November 2, 2009

More kids have diabetes, fewer schools have nurses

By Kelley Luckstein

Christopher Rodriguez should have started kindergarten last year at PS 28 in the Bronx, but he's starting a year late.

 

When his mother, Marileida Rojas, tried to enroll him in 2008, she was told Mount Hope Elementary School did not have the resources to care for Christopher, who has type 1 diabetes and was too young to recognize when his blood sugar was slipping dangerously low.

 

Though Rojas said she'd quit her job and come help, the administration suggested she send her son to another school that could better serve his needs.

 

Rojas' son now attends PS 28, but it has taken lengthy negotiations with a system that doesn't speak her language and quitting her job to get her son into his neighborhood school, she says through a translator.

 

Although more schools have fewer full-time nurses while, experts say, there is an increasing number of children being diagnosed with both type 1 and type 2 diabetes, many schools are successfully adapting to the needs of these kids, which the federal Americans with Disabilities Act requires they do, says attorney Ed Kraus, an associate professor at Chicago Kent Law School who works with the American Diabetes Association (ADA).
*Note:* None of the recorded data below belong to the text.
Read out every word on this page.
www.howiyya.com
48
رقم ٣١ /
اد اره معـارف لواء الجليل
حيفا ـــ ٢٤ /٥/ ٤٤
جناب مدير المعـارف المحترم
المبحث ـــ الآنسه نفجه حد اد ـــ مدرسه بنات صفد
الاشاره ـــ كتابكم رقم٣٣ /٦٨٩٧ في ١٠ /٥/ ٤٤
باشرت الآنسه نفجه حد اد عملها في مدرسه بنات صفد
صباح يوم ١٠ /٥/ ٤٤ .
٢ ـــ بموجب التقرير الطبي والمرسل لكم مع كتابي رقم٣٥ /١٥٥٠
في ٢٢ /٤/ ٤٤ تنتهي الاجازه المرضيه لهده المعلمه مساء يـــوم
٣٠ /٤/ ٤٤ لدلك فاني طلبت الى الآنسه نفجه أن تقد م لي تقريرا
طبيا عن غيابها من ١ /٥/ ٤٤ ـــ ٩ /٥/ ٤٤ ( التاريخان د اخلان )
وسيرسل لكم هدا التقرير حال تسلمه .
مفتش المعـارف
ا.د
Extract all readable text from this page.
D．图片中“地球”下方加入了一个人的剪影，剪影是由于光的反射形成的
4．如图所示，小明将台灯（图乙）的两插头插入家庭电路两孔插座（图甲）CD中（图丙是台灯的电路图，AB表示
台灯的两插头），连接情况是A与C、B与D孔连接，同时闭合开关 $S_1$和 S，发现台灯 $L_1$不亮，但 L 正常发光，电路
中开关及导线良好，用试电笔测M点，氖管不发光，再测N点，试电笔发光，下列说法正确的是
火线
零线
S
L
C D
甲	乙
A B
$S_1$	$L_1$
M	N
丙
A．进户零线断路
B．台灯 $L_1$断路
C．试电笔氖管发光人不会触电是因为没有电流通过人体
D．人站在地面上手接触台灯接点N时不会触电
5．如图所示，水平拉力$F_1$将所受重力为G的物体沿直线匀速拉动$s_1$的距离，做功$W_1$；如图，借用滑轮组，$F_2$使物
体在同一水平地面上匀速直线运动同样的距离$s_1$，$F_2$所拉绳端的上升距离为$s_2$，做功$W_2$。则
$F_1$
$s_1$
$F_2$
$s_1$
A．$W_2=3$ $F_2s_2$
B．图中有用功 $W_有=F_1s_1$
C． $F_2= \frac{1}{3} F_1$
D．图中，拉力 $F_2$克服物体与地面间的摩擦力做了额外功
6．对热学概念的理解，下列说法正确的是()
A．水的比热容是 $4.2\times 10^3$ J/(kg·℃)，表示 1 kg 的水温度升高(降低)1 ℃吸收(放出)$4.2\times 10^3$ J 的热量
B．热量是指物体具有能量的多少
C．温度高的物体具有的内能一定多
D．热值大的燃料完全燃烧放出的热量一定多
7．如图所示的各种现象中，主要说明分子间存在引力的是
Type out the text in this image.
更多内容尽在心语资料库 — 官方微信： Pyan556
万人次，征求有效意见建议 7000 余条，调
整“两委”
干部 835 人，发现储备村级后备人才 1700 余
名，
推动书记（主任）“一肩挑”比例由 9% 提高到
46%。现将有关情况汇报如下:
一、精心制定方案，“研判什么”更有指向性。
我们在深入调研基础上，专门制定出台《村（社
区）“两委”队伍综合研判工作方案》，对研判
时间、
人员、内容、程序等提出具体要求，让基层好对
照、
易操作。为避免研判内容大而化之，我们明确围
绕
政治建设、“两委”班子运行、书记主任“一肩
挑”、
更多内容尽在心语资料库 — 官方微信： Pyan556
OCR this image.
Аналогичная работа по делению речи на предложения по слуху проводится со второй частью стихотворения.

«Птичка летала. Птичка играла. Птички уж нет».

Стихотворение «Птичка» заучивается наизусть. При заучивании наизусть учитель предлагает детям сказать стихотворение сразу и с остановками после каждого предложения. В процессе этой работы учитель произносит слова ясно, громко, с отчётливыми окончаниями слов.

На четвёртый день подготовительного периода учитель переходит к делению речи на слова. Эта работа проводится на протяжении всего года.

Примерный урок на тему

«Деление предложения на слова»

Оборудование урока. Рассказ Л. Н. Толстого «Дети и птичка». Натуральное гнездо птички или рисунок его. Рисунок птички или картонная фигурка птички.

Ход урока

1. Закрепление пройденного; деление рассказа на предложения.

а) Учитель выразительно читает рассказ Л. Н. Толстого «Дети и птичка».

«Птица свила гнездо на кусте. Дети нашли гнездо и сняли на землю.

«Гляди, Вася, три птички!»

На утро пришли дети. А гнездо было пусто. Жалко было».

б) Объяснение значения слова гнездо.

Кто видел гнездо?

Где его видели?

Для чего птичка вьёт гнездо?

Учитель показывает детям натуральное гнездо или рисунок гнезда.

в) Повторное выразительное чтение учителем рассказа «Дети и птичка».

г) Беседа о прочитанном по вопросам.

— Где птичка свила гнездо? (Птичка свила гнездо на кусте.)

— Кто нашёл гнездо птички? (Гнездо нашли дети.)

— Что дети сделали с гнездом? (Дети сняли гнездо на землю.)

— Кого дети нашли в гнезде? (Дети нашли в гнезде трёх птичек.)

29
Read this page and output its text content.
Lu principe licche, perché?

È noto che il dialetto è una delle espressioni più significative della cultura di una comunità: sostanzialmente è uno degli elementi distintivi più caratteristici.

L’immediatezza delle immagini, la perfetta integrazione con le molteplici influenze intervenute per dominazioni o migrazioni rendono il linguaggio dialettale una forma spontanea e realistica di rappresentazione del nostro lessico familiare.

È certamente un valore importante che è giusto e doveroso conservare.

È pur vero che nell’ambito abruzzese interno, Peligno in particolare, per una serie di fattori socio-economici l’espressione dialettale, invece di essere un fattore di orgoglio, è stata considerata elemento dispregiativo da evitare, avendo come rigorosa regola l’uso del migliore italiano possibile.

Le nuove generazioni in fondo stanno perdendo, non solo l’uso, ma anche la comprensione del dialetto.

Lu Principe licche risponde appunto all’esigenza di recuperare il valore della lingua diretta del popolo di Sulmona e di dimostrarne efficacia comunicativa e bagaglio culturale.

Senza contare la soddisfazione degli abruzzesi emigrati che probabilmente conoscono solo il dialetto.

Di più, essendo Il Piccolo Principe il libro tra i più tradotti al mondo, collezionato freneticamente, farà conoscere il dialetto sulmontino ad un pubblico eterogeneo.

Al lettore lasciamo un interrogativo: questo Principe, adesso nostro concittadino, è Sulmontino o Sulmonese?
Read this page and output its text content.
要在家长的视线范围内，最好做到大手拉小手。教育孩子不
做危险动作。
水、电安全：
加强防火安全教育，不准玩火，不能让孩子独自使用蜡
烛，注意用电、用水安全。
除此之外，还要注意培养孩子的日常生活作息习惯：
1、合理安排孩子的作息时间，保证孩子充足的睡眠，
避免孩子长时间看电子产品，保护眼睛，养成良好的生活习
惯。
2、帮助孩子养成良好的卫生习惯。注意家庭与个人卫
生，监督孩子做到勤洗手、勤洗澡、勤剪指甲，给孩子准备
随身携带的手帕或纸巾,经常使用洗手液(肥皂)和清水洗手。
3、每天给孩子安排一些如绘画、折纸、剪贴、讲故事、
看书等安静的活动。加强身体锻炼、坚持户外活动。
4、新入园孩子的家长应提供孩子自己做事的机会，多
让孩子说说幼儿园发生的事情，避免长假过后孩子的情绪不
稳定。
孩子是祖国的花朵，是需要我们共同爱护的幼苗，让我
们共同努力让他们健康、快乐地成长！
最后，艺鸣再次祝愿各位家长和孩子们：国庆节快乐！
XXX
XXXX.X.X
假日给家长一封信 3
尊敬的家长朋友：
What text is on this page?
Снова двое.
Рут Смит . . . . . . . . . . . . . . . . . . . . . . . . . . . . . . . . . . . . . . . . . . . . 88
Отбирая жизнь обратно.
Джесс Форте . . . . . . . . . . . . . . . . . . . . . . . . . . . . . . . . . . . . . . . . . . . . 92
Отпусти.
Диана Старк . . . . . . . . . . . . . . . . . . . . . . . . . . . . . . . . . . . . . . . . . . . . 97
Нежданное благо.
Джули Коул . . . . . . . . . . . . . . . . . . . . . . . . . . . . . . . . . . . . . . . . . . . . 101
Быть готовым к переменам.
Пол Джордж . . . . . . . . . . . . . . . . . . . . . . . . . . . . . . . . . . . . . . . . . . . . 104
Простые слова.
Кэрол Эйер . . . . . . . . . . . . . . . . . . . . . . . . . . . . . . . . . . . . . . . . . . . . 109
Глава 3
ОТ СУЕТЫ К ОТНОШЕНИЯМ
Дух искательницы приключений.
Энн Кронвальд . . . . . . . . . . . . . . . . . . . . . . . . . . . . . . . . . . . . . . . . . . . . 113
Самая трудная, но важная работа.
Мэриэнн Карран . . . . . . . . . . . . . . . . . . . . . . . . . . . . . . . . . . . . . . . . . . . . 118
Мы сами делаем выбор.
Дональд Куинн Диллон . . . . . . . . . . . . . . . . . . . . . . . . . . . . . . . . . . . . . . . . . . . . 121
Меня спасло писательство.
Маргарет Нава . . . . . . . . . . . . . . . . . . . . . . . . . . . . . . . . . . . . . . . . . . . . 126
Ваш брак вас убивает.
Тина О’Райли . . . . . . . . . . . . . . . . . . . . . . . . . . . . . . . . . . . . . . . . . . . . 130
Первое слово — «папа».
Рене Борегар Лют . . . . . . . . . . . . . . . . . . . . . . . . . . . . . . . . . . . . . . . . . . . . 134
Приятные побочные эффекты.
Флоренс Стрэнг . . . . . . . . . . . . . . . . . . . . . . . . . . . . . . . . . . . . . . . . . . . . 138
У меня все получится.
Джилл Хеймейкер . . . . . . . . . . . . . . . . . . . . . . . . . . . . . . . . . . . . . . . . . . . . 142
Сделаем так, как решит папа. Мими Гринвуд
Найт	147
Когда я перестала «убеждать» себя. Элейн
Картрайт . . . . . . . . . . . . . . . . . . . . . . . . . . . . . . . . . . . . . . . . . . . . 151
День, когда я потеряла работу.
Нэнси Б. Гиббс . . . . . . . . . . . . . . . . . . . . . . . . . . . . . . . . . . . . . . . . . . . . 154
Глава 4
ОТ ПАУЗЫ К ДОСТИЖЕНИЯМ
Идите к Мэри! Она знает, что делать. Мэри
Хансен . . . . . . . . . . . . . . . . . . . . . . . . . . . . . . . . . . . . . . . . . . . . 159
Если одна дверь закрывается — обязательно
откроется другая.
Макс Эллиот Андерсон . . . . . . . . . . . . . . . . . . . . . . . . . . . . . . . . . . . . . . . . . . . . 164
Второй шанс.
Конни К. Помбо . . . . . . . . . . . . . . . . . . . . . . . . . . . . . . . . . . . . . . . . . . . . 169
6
Yet, too many schools are still falling short, he says…

 

Students with diabetes benefit from a team approach, says endocrinologist Frederick Schwenk, a professor of pediatrics at Mayo College of Medicine in Rochester, Minn. He says multiple staff members – everyone from cafeteria workers and bus drivers to gym teachers and the principal – should know about a child's medical condition and what to do in case of an emergency.